1. First to generate the server-side private key (key file):
OpenSSL genrsa-des3-out Server.key 1024
The runtime prompts for a password, which is used to encrypt the key file
command to remove the key file password:
OpenSSL rsa-in server.key-out Server.key

2.openssl Req-new-key server.key-out server.csr-config openssl.cfg
Generate the Certificate Signing request (CSR), and the resulting CSR file is handed to the CA to form its own certificate. The screen will prompt you to enter the required personal information in step steps according to its instructions.

3. The same command is generated for the client to generate key and CSR files:
OpenSSL genrsa-des3-out Client.key 1024
OpenSSL req-new-key client.key-out client.csr-config openssl.cfg

4.CSR files must be signed by a CA to form a certificate. This file can be sent to VeriSign and other places to be verified by it. Build yourself:
OpenSSL req-new-x509-keyout ca.key-out ca.crt-config openssl.cfg

5. Sign the SERVER.CSR,CLIENT.CSR file that you just generated with the certificate of the generated CA:
Openssl ca-in server.csr-out server.crt-cert ca.crt-keyfile ca.key-config openssl.cfg
Openssl ca-in client.csr-out client.crt-cert ca.crt-keyfile ca.key-config openssl.cfg

PS: Update the contents of the index.txt.attr file to Unique_subject = No if you report an error such as update database

Note: There is an error: Using configuration from/usr/share/ssl/openssl.cfg I am unable to access the./democa/newcerts directory./demo Ca/newcerts:no such file or directory
WORKAROUND: 1). mkdir-p./democa/newcerts
2). Touch Democa/index.txt
3). Touch democa/serial
4). Echo > Democa/serial

6. Merge certificate file (CRT) and private key file (key)
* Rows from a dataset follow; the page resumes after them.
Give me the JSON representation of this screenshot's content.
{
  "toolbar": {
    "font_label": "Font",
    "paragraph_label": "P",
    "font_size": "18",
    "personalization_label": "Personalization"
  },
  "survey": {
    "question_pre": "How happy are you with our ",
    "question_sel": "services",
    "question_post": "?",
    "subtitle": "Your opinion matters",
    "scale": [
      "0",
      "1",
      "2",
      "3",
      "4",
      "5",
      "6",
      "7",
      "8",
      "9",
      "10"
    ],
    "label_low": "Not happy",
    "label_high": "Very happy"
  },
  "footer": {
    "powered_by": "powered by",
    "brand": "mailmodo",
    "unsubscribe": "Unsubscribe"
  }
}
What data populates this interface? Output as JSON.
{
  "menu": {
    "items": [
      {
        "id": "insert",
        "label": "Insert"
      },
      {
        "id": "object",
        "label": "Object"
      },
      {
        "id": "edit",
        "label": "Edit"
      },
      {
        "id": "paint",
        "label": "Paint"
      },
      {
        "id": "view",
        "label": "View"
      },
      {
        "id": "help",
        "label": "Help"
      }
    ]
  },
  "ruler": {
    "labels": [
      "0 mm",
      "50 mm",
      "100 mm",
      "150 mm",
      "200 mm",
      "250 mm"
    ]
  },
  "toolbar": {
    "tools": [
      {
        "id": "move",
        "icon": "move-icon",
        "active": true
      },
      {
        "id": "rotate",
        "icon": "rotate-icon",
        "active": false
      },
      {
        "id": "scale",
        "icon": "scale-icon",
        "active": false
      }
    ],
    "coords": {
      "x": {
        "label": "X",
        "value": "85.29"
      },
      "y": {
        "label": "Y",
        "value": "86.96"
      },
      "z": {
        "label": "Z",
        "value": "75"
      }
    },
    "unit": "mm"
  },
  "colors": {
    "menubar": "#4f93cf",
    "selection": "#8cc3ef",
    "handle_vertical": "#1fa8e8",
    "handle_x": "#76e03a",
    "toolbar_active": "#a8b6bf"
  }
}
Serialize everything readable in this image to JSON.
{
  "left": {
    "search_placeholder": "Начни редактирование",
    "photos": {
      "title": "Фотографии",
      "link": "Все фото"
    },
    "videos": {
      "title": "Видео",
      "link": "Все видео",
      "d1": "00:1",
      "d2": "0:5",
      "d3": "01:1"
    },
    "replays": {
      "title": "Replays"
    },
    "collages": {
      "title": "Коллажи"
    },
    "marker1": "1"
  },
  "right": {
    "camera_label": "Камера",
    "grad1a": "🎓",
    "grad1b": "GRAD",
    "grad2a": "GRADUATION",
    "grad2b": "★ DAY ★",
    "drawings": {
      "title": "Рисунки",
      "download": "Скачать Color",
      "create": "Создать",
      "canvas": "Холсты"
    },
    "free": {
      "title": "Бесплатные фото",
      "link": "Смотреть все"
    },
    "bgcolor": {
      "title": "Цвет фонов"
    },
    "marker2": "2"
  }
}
1). Cat Client.crt Client.key > Client.pem

2). Cat Server.crt Server.key > Server.pem

7. Merge into a PFX certificate

1). OpenSSL pkcs12-export-clcerts-in Client.crt-inkey client.key-out client.p12
2). OpenSSL pkcs12-export-clcerts-in Server.crt-inkey server.key-out server.p12
8. Textual Certificate

1). OpenSSL pkcs12-in client.p12-out client.txt

2). OpenSSL pkcs12-in server.p12-out server.txt

9. Screen mode explicit: (certificate, private key, public key)

1). OpenSSL x509-in Client.crt-noout-text-modulus

2). OpenSSL rsa-in Server.key-noout-text-modulus

3). OpenSSL rsa-in Server.pub-noout-text-modulus

10. Get DH

1). OpenSSL dhparam-out Dh1024.pem 1024


(8) Editing the Apache configuration file httpd.cfg
Open: LoadModule ssl_module modules/mod_ssl.so
Remove the comment from the following statement, Include Conf/extra/httpd-ssl.cfg
# Secure (SSL/TLS) connections
Include conf/extra/httpd-ssl.cfg
#
(9) Edit conf/extra/httpd-ssl.cfg

<virtualhost *:443>
Sslengine on
Sslcertificatefile CONF/SSL/SERVER.CRT
Sslcertificatekeyfile Conf/ssl/server.key
Sslcertificatechainfile CONF/SSL/CA.CRT
</VirtualHost>

Cd/usr/local/apache/conf
OpenSSL genrsa-des3-out Server.key 1024
OpenSSL Req-new-key server.key-out server.csr-config/usr/local/ssl/openssl.cfg
OpenSSL req-new-x509-keyout ca.key-out ca.crt-config/usr/local/ssl/openssl.cfg
Mkdir-p./democa/newcerts
Touch Democa/index.txt
Touch democa/serial
echo > Democa/serial
OpenSSL ca-in server.csr-out server.crt-cert ca.crt-keyfile ca.key-config/usr/local/ssl/openssl.cfg
Bin/apachectl start

OpenSSL generates an HTTPS certificate (GO)

Related Article

Contact Us

The content source of this page is from Internet, which doesn't represent Alibaba Cloud's opinion; products and services mentioned on that page don't have any relationship with Alibaba Cloud. If the content of the page makes you feel confusing, please write us an email, we will handle the problem within 5 days after receiving your email.

If you find any instances of plagiarism from the community, please send an email to: info-contact@alibabacloud.com and provide relevant evidence. A staff member will contact you within 5 working days.

A Free Trial That Lets You Build Big!

Start building with 50+ products and up to 12 months usage for Elastic Compute Service

  • Sales Support

    1 on 1 presale consultation

  • After-Sales Support

    24/7 Technical Support 6 Free Tickets per Quarter Faster Response

  • Alibaba Cloud offers highly flexible support services tailored to meet your exact needs.